Market Trends Europe Launches ‘Fit for 55 Package’ to Achieve Climate Neutrality by 2050
The European industry is hopeful that the recently launched ‘Fit for 55 Package’, an extensive legislative package that revises all EU climate and energy legislation, will enable the region to become an attractive destination for investments into climate-neutral and circular technologies. With this move, Europe aims to lead the global race to climate neutrality by 2050.
Brussels/Belgium – Cefic President Martin Brudermüller and Marco Mensink, Cefic Director General, welcomed the European Commission’s ‘Fit for 55’ package.
Cefic President Martin Brudermüller said: The ‘Fit for 55 package’ is a crucial step for the European industry and the European society to lead the global race to climate neutrality by 2050. It needs to secure Europe as a destination for investments into climate-neutral and circular technologies. To accelerate the industrial electrification business case, the package needs to ensure huge volumes of renewable and low carbon energy become available as soon as possible.
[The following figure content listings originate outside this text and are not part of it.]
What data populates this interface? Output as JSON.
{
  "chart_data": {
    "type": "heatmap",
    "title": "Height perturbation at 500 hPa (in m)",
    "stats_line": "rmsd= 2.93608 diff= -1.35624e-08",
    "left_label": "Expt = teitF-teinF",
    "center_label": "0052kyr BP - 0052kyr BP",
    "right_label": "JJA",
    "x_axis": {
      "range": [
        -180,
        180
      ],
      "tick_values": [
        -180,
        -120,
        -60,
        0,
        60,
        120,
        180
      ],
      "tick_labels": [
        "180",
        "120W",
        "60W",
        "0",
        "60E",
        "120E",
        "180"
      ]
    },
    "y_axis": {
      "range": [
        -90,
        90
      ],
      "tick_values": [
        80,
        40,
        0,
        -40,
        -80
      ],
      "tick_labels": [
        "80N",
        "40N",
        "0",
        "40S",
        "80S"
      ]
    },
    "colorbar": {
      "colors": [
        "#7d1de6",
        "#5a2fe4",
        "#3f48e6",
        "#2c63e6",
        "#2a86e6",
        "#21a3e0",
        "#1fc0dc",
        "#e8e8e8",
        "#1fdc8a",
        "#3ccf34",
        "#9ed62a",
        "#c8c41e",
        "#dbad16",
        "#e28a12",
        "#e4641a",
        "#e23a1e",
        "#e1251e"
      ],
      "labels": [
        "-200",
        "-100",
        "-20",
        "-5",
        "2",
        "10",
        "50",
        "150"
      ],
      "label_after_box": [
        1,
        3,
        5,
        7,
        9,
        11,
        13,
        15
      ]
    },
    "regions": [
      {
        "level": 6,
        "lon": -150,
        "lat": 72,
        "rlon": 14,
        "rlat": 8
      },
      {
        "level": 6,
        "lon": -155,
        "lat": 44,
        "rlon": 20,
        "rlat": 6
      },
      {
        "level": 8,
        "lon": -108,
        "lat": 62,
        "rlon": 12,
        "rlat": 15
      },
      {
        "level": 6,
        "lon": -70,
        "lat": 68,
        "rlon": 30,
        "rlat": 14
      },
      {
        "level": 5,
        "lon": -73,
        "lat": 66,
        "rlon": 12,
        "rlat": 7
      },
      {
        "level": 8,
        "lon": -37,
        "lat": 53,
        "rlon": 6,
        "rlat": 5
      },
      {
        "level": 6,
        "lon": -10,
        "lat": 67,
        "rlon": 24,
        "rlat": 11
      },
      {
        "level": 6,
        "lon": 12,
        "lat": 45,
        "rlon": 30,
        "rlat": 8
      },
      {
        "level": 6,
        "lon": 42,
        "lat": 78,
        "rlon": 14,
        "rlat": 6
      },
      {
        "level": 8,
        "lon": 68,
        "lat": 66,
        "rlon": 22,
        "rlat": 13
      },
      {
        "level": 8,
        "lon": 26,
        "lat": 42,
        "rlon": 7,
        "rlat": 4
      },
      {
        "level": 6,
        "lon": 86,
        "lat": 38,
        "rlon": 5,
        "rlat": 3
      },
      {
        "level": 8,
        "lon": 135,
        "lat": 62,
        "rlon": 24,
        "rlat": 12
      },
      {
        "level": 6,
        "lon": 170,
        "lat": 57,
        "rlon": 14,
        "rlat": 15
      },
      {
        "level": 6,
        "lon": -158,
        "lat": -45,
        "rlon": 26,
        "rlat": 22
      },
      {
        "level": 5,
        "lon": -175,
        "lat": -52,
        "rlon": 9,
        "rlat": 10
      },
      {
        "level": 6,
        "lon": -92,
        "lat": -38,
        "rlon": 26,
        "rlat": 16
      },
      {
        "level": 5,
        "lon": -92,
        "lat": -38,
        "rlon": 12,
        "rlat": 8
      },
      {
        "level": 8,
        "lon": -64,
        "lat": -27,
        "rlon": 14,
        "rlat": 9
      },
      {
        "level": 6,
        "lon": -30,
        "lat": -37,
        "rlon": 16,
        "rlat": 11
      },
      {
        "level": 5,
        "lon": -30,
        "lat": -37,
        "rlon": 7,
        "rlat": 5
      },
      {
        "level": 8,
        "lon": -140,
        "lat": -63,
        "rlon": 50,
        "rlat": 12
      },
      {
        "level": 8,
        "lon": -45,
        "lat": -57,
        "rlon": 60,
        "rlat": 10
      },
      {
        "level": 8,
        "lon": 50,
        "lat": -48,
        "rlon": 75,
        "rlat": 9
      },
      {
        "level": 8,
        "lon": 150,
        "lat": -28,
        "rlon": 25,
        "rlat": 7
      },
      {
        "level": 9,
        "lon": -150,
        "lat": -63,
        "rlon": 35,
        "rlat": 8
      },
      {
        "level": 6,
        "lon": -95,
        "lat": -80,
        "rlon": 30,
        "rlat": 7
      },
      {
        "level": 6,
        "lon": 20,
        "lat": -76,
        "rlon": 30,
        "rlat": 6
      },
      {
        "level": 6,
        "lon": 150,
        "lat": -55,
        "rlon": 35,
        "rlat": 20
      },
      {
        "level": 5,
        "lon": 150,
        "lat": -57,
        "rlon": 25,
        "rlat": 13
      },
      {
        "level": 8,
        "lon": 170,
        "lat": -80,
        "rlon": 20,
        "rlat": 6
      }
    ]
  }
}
In addition, the revised ETS (Emissions Trading System) has to set the framework for emission reduction measures in the next five years as well as help create the breakthrough technologies in the years after.
To help invest in breakthrough technologies, all revenues generated by the EU ETS need to return to the economy to support emission reductions.
In addition, Director General Marco Mensink said: Present review of the EU ETS might be the most crucial change to the EU ETS so far. We have to get it right. To help invest in breakthrough technologies, all revenues generated by the EU ETS need to return to the economy to support emission reductions. We agree with the Commission that accelerated deployment of a clean hydrogen economy will be essential to make the energy transition succeed. As the Commission’s latest data shows, the EU Chemicals Industry is a frontrunner in the use of hydrogen.
We therefore welcome the increase in the size of the Innovation Fund as well as the introduction of additional supporting instruments such as Carbon Contracts for Difference.”